Dass japanische Pornos hingegen aussehen wie ein Videospiel aus den frühen 80er Jahren, liegt an einem Gesetz aus der Meiji-Zeit im Jahre 1907. Artikel 175 des Strafgesetzbuches verbietet so die Darstellung von »obszönen Material«, definiert das aber nicht genauer. Dadurch bestimmen Gerichte stets aufs neue, welche Werke sie entsprechend einordnen. Und manchmal reichen dafür einfach Schamhaare aus.

Das sorgte gar dazu, dass manche Menschen für unzensiertes Material auf Kinderpornographie auswichen. Deren Besitz war bis zum Jahr 2014 nicht illegal. Zuvor war lediglich die Produktion und deren Vertrieb verboten. Entsprechende Darstellungen in Anime und Manga zählen nach wie vor jedoch nicht dazu, um Missbrauch des Gesetzes vorzubeugen.

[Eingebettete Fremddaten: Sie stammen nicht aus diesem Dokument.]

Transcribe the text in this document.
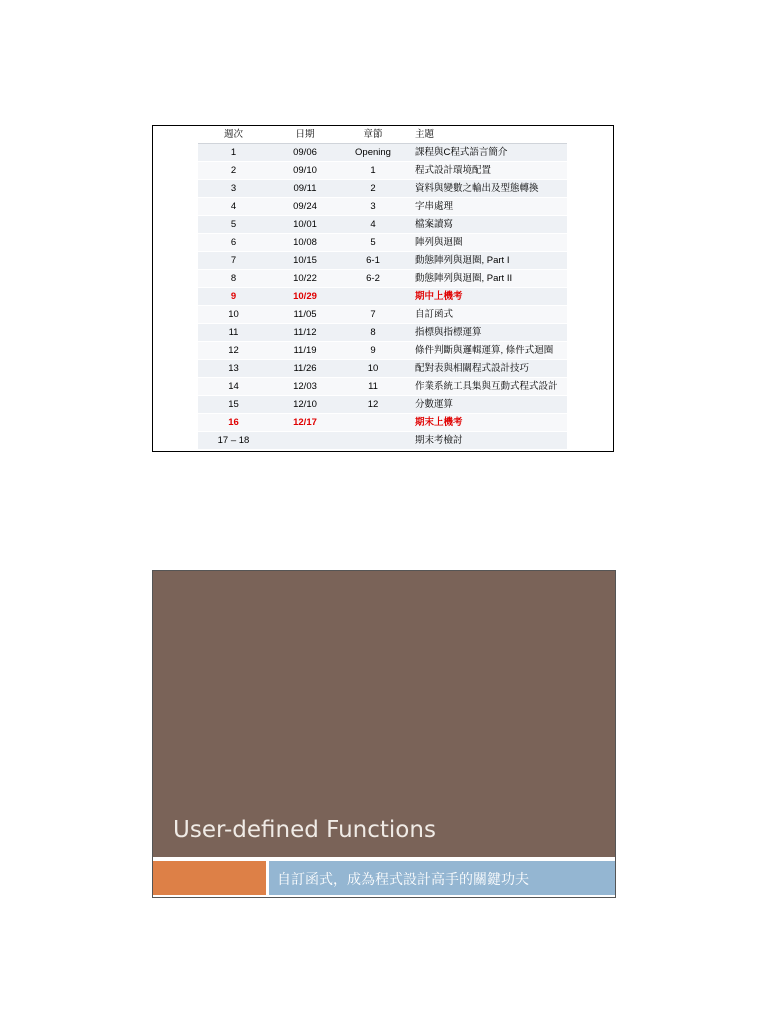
週次	日期	章節	主題
1	09/06	Opening	課程與C程式語言簡介
2	09/10	1	程式設計環境配置
3	09/11	2	資料與變數之輸出及型態轉換
4	09/24	3	字串處理
5	10/01	4	檔案讀寫
6	10/08	5	陣列與迴圈
7	10/15	6-1	動態陣列與迴圈, Part I
8	10/22	6-2	動態陣列與迴圈, Part II
9	10/29		期中上機考
10	11/05	7	自訂函式
11	11/12	8	指標與指標運算
12	11/19	9	條件判斷與邏輯運算, 條件式迴圈
13	11/26	10	配對表與相關程式設計技巧
14	12/03	11	作業系統工具集與互動式程式設計
15	12/10	12	分數運算
16	12/17		期末上機考
17 – 18			期末考檢討
User-defined Functions
自訂函式，成為程式設計高手的關鍵功夫
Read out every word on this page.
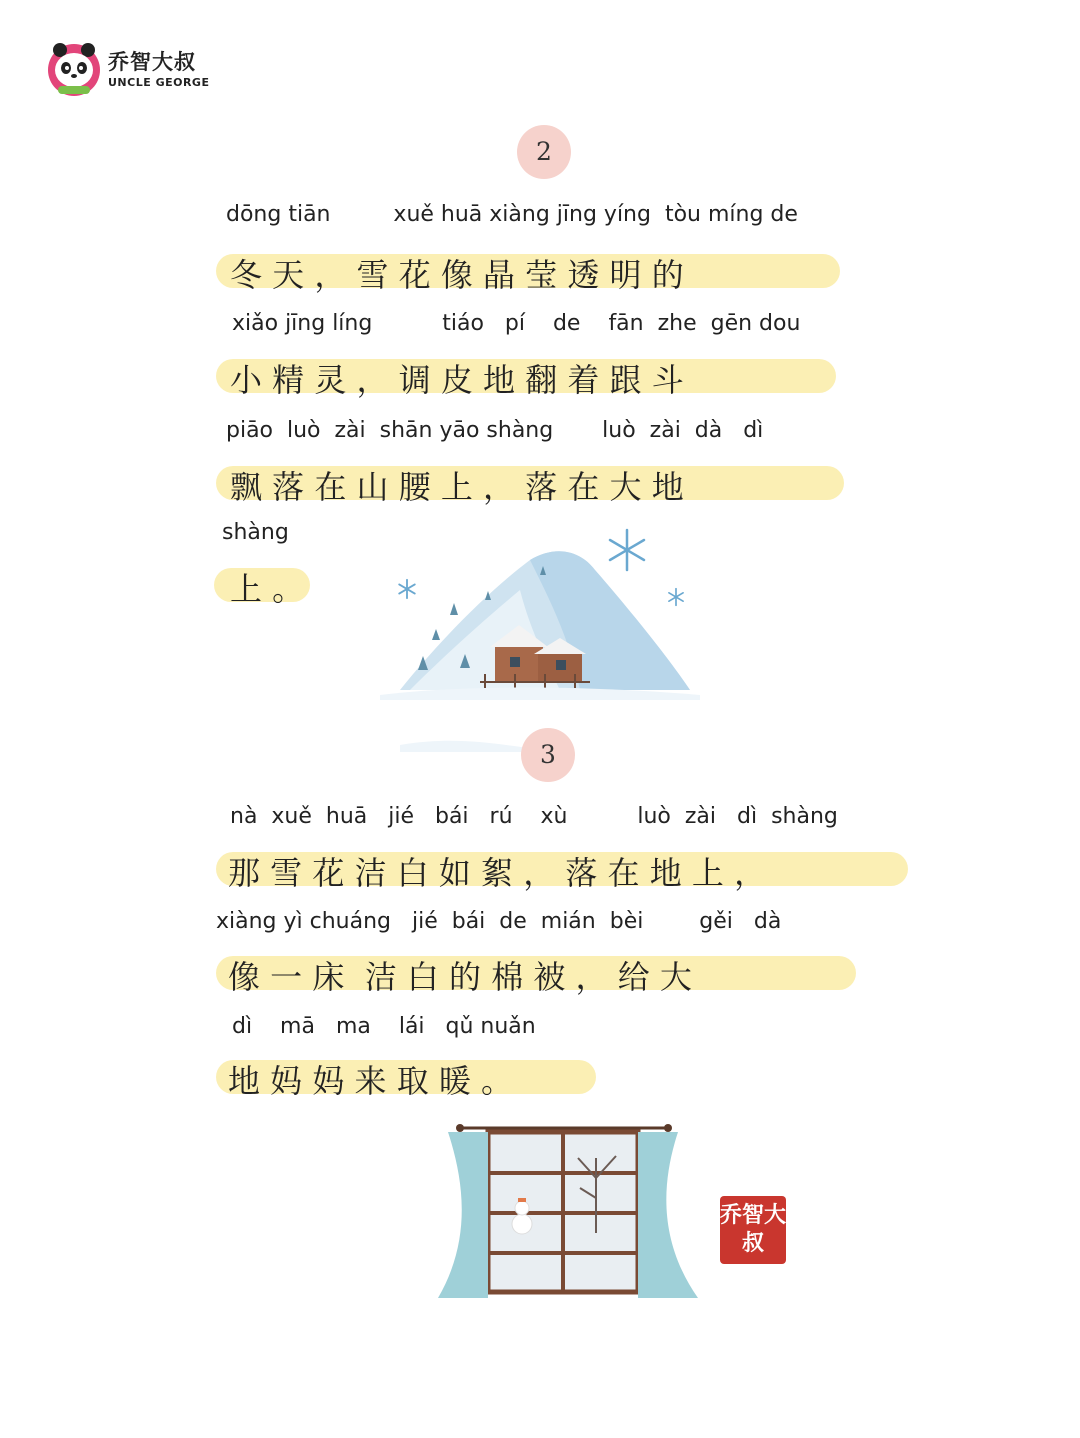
乔智大叔
UNCLE GEORGE
2
dōng tiān         xuě huā xiàng jīng yíng  tòu míng de
冬 天 ， 雪 花 像 晶 莹 透 明 的
xiǎo jīng líng          tiáo   pí    de    fān  zhe  gēn dou
小 精 灵 ， 调 皮 地 翻 着 跟 斗
piāo  luò  zài  shān yāo shàng       luò  zài  dà   dì
飘 落 在 山 腰 上 ， 落 在 大 地
shàng
上 。
3
nà  xuě  huā   jié   bái   rú    xù          luò  zài   dì  shàng
那 雪 花 洁 白 如 絮 ， 落 在 地 上 ，
xiàng yì chuáng   jié  bái  de  mián  bèi        gěi   dà
像 一 床  洁 白 的 棉 被 ， 给 大
dì    mā   ma    lái   qǔ nuǎn
地 妈 妈 来 取 暖 。
乔智大叔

3. Das Problem mit der Gewalt

Das auch abgetrennte Gliedmaßen und Gedärme teilweise verschwinden, hängt maßgeblich mit zwei tragischen Ereignissen zusammen. Namentlich den Kindermorden in Kobe von 1997 und dem Schulmassaker von Osaka im Jahr 2001.

Bei beiden mussten Videospiele zum Teil als Sündenbock herhalten. Und das kurz vor der Gründung der CERO im Jahr 2002. Der Täter in Kobe hinterließ gar eine Nachricht:

"Das ist der Beginn eines Spiels ... Versucht mich zu stoppen, wenn ihr könnt, blöde Polizei ... ich will wirklich Leute sterben sehen und einen Mord zu begehen ist ein Nervenkitzel [...]."

Seitdem nehmen viele Entwickler wie zum Beispiel Capcom selbstständig eine Zensur ihrer Spiele vor - manchmal in sehr merkwürdigen Ausmaßen. Das Remake von Resident Evil 2 erschien beispielsweise in zwei unterschiedlichen Versionen: Einer CERO D (ab 17) Version und einer CERO Z (ab 18) Version. Komplett ungeschnitten ist jedoch keine von beiden.

Mathias Dietrich
Kawaraban

Was macht der Dietrich eigentlich, wenn er gerade nicht für die GameStar schreibt? Er schreibt auf seiner eigenen Seite vor allem über Japan und dessen Kultur! Die ist gerade in Zusammenhang mit Videospielen interessant. Wusstet ihr zum Beispiel, dass im Land von JRPGs und androgynen Charakterne mit Kulleraugen ausgerechnet Rainbow Six: Siege so beliebt ist, dass man gar im Laden versucht, PCs damit zu bewerben?

Dass Cyberpunk 2077 in meiner Wahlheimat jedoch nur geschnitten erscheint, ärgert mich etwas. Immerhin hoffte ich etwas darauf, hier vor den üblichen Zensuren sicher zu sein! Und da der PC-Markt im Land der aufgehenden Sonne wesentlich kleiner ist als in Deutschland, könnte sich auch die Suche nach Mods als etwas problematisch erweisen.